Castelos desmantelados,
Leões alados sem juba.

Leitura recomendada: "A Confissão de Lúcio".

Breve Resenha sobre a obra " confissão de Lúcio "
Narrado em primeira pessoa, a história de Lúcio é a história de um crime e de uma confissão. Depois de dez anos de prisão, onde cumprira pena por ter assassinado o poeta Ricardo Loureiro, Lúcio é solto e começa a contar sua história para, segundo ele, demonstrar sua inocência. À medida que relata os fatos que antecederam o crime, as lembranças se embaralham, perde a nitidez e a ambiguidade toma conta da narrativa.
O que o leitor acompanha é a reconstrução fragmentada do passado de Lúcio, amigo íntimo de Ricardo e sua esposa, Marta, uma mulher misteriosa, que às vezes, não parece ter existência própria.A convivência entre eles faz nascer em Lúcio, um grande desejo por Marta.Tornam se amantes.
Passado algum tempo, ele descobre que não é seu único amante.
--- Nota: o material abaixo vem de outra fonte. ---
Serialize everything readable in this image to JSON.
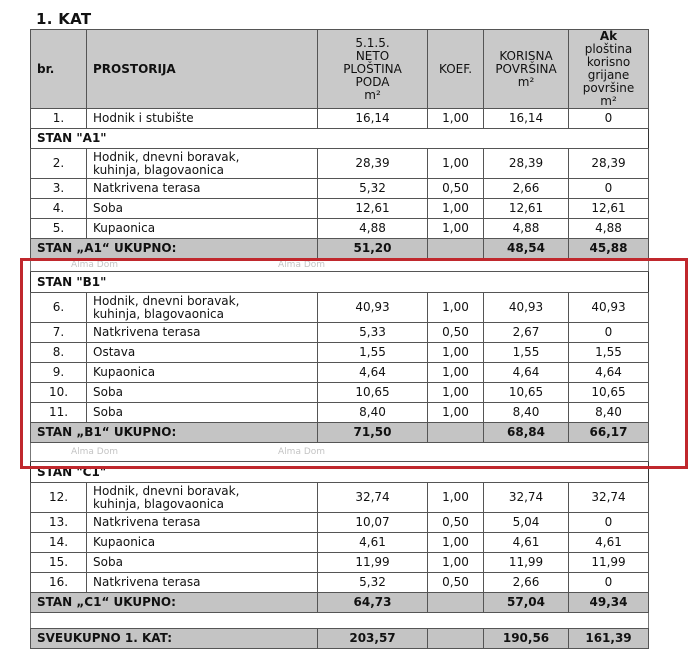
{
  "title": "1. KAT",
  "watermark": "Alma Dom",
  "highlight_color": "#c0282d",
  "columns": [
    "br.",
    "PROSTORIJA",
    "5.1.5. NETO PLOŠTINA PODA m²",
    "KOEF.",
    "KORISNA POVRŠINA m²",
    "Ak ploština korisno grijane površine m²"
  ],
  "header": {
    "br": "br.",
    "prostorija": "PROSTORIJA",
    "neto_lines": [
      "5.1.5.",
      "NETO",
      "PLOŠTINA",
      "PODA",
      "m²"
    ],
    "koef": "KOEF.",
    "korisna_lines": [
      "KORISNA",
      "POVRŠINA",
      "m²"
    ],
    "ak_bold": "Ak",
    "ak_lines": [
      " ploština",
      "korisno",
      "grijane",
      "površine",
      "m²"
    ]
  },
  "rows": [
    {
      "kind": "item",
      "br": "1.",
      "name": "Hodnik i stubište",
      "neto": "16,14",
      "koef": "1,00",
      "korisna": "16,14",
      "ak": "0"
    },
    {
      "kind": "section",
      "label": "STAN \"A1\""
    },
    {
      "kind": "item2",
      "br": "2.",
      "name": "Hodnik, dnevni boravak,",
      "name2": "kuhinja, blagovaonica",
      "neto": "28,39",
      "koef": "1,00",
      "korisna": "28,39",
      "ak": "28,39"
    },
    {
      "kind": "item",
      "br": "3.",
      "name": "Natkrivena terasa",
      "neto": "5,32",
      "koef": "0,50",
      "korisna": "2,66",
      "ak": "0"
    },
    {
      "kind": "item",
      "br": "4.",
      "name": "Soba",
      "neto": "12,61",
      "koef": "1,00",
      "korisna": "12,61",
      "ak": "12,61"
    },
    {
      "kind": "item",
      "br": "5.",
      "name": "Kupaonica",
      "neto": "4,88",
      "koef": "1,00",
      "korisna": "4,88",
      "ak": "4,88"
    },
    {
      "kind": "total",
      "label": "STAN „A1“ UKUPNO:",
      "neto": "51,20",
      "korisna": "48,54",
      "ak": "45,88"
    },
    {
      "kind": "gap"
    },
    {
      "kind": "section",
      "label": "STAN \"B1\""
    },
    {
      "kind": "item2",
      "br": "6.",
      "name": "Hodnik, dnevni boravak,",
      "name2": "kuhinja, blagovaonica",
      "neto": "40,93",
      "koef": "1,00",
      "korisna": "40,93",
      "ak": "40,93"
    },
    {
      "kind": "item",
      "br": "7.",
      "name": "Natkrivena terasa",
      "neto": "5,33",
      "koef": "0,50",
      "korisna": "2,67",
      "ak": "0"
    },
    {
      "kind": "item",
      "br": "8.",
      "name": "Ostava",
      "neto": "1,55",
      "koef": "1,00",
      "korisna": "1,55",
      "ak": "1,55"
    },
    {
      "kind": "item",
      "br": "9.",
      "name": "Kupaonica",
      "neto": "4,64",
      "koef": "1,00",
      "korisna": "4,64",
      "ak": "4,64"
    },
    {
      "kind": "item",
      "br": "10.",
      "name": "Soba",
      "neto": "10,65",
      "koef": "1,00",
      "korisna": "10,65",
      "ak": "10,65"
    },
    {
      "kind": "item",
      "br": "11.",
      "name": "Soba",
      "neto": "8,40",
      "koef": "1,00",
      "korisna": "8,40",
      "ak": "8,40"
    },
    {
      "kind": "total",
      "label": "STAN „B1“ UKUPNO:",
      "neto": "71,50",
      "korisna": "68,84",
      "ak": "66,17"
    },
    {
      "kind": "gap"
    },
    {
      "kind": "section",
      "label": "STAN \"C1\""
    },
    {
      "kind": "item2",
      "br": "12.",
      "name": "Hodnik, dnevni boravak,",
      "name2": "kuhinja, blagovaonica",
      "neto": "32,74",
      "koef": "1,00",
      "korisna": "32,74",
      "ak": "32,74"
    },
    {
      "kind": "item",
      "br": "13.",
      "name": "Natkrivena terasa",
      "neto": "10,07",
      "koef": "0,50",
      "korisna": "5,04",
      "ak": "0"
    },
    {
      "kind": "item",
      "br": "14.",
      "name": "Kupaonica",
      "neto": "4,61",
      "koef": "1,00",
      "korisna": "4,61",
      "ak": "4,61"
    },
    {
      "kind": "item",
      "br": "15.",
      "name": "Soba",
      "neto": "11,99",
      "koef": "1,00",
      "korisna": "11,99",
      "ak": "11,99"
    },
    {
      "kind": "item",
      "br": "16.",
      "name": "Natkrivena terasa",
      "neto": "5,32",
      "koef": "0,50",
      "korisna": "2,66",
      "ak": "0"
    },
    {
      "kind": "total",
      "label": "STAN „C1“ UKUPNO:",
      "neto": "64,73",
      "korisna": "57,04",
      "ak": "49,34"
    },
    {
      "kind": "gap"
    },
    {
      "kind": "total",
      "label": "SVEUKUPNO 1. KAT:",
      "neto": "203,57",
      "korisna": "190,56",
      "ak": "161,39"
    }
  ]
}
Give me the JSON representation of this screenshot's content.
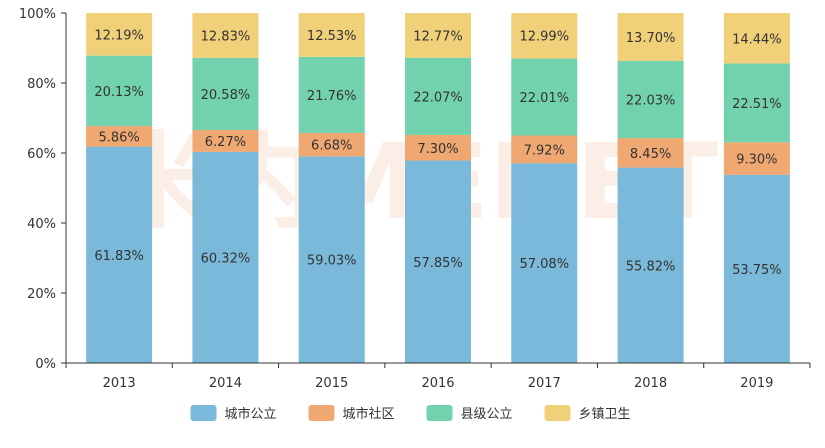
{
  "chart_data": {
    "type": "bar",
    "stacked": true,
    "percent": true,
    "categories": [
      "2013",
      "2014",
      "2015",
      "2016",
      "2017",
      "2018",
      "2019"
    ],
    "series": [
      {
        "name": "城市公立",
        "color": "#7ab9da",
        "values": [
          61.83,
          60.32,
          59.03,
          57.85,
          57.08,
          55.82,
          53.75
        ],
        "labels": [
          "61.83%",
          "60.32%",
          "59.03%",
          "57.85%",
          "57.08%",
          "55.82%",
          "53.75%"
        ]
      },
      {
        "name": "城市社区",
        "color": "#f0a872",
        "values": [
          5.86,
          6.27,
          6.68,
          7.3,
          7.92,
          8.45,
          9.3
        ],
        "labels": [
          "5.86%",
          "6.27%",
          "6.68%",
          "7.30%",
          "7.92%",
          "8.45%",
          "9.30%"
        ]
      },
      {
        "name": "县级公立",
        "color": "#72d2ae",
        "values": [
          20.13,
          20.58,
          21.76,
          22.07,
          22.01,
          22.03,
          22.51
        ],
        "labels": [
          "20.13%",
          "20.58%",
          "21.76%",
          "22.07%",
          "22.01%",
          "22.03%",
          "22.51%"
        ]
      },
      {
        "name": "乡镇卫生",
        "color": "#f0d078",
        "values": [
          12.19,
          12.83,
          12.53,
          12.77,
          12.99,
          13.7,
          14.44
        ],
        "labels": [
          "12.19%",
          "12.83%",
          "12.53%",
          "12.77%",
          "12.99%",
          "13.70%",
          "14.44%"
        ]
      }
    ],
    "yticks": [
      "0%",
      "20%",
      "40%",
      "60%",
      "80%",
      "100%"
    ],
    "ylim": [
      0,
      100
    ],
    "legend_position": "bottom-center",
    "watermark": "米内MENET"
  }
}
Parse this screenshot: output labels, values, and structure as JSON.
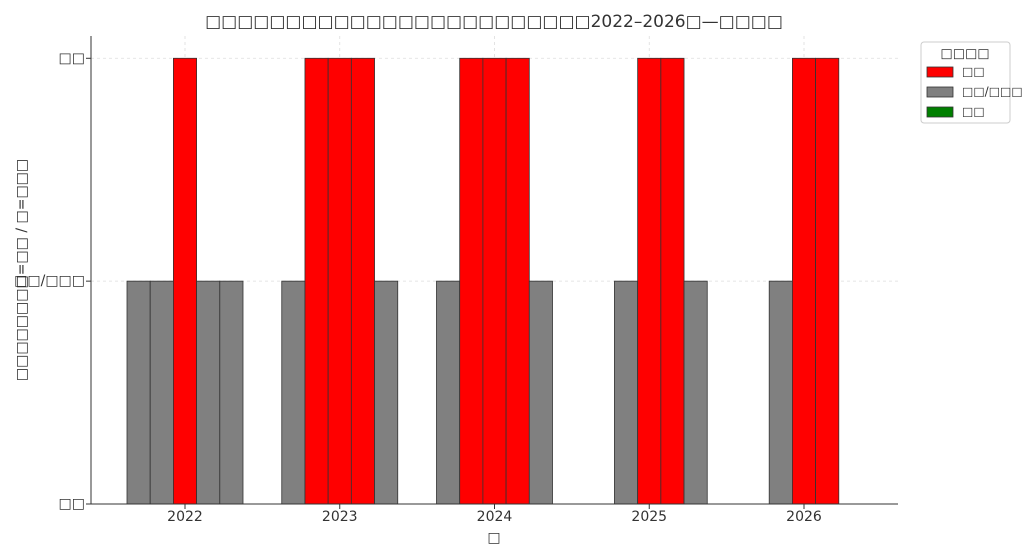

Cego pelo ciúmes, começa sentir ódio de Ricardo, por desconfiar que Ricardo sabe de tudo, inclusive de sua traição com a esposa.
Rompe com o amigo e quando se reencontram, Ricardo lhe confirma a desconfiança e explica que, só possuindo fisicamente o objeto de sua amizade, podia senti-la verdadeiramente. Mas como possuir seus amigos? Por intermédio de sua mulher.
Alucinado, Ricardo quer provar à Lúcio, que o valoriza acima de tudo e de todos. Arrasta-o até sua casa, entra nos aposentos de Marta. Marta está apoiada na janela lendo um romance, e na mesma posição fica, como se nada estivesse acontecendo. Ricardo saca um revolver e atira em Marta, mas aos pés de Lúcio o corpo que cai é de Ricardo, e não o de Marta. Marta desaparece como que por encanto.
Então, ocorre o fantástico.
Quem é o assassino? Quem é a vítima? Marta era real, ou era apenas uma projeção da atração sexual que Ricardo e Lúcio sentiam um pelo outro e da atração que Ricardo sentia pelos outros amigos, de quem Lúcio tinha ciúmes doentios?
No julgamento ninguém se esforçou à acreditar em Lúcio, nem ele mesmo fez com que se acreditassem. Era verdadeira, mas inverossímil. E os dez anos de cadeia, serviram como refúgio, uma espécie de repouso pra sua alma atormentada.
O que lemos, portanto, e o relato de um mistério. Só e distante dos homens, agora Lúcio está à espera do fim.
Seria Lúcio o próprio Mário, e sendo assim, seria uma biografia escrita por Mário, descrevendo como seria seu futuro, se houvesse um?

"...acho me tranquilo - sem desejos, sem esperanças.
Não me preocupa o futuro.
O meu passado ao revê-lo, surge como o passado de outro.
Permaneci, mas não me sou.
E, até à morte real, só me resta contemplar as horas a esgueirar-se em minha face... A morte real - apenas um sono mais denso...".
* Trecho final do livro " A Confissão de Lúcio, 1913; por Mário de Sá Carneiro "

Mário de Sá Carneiro ( Portugal, 1890-1916 ).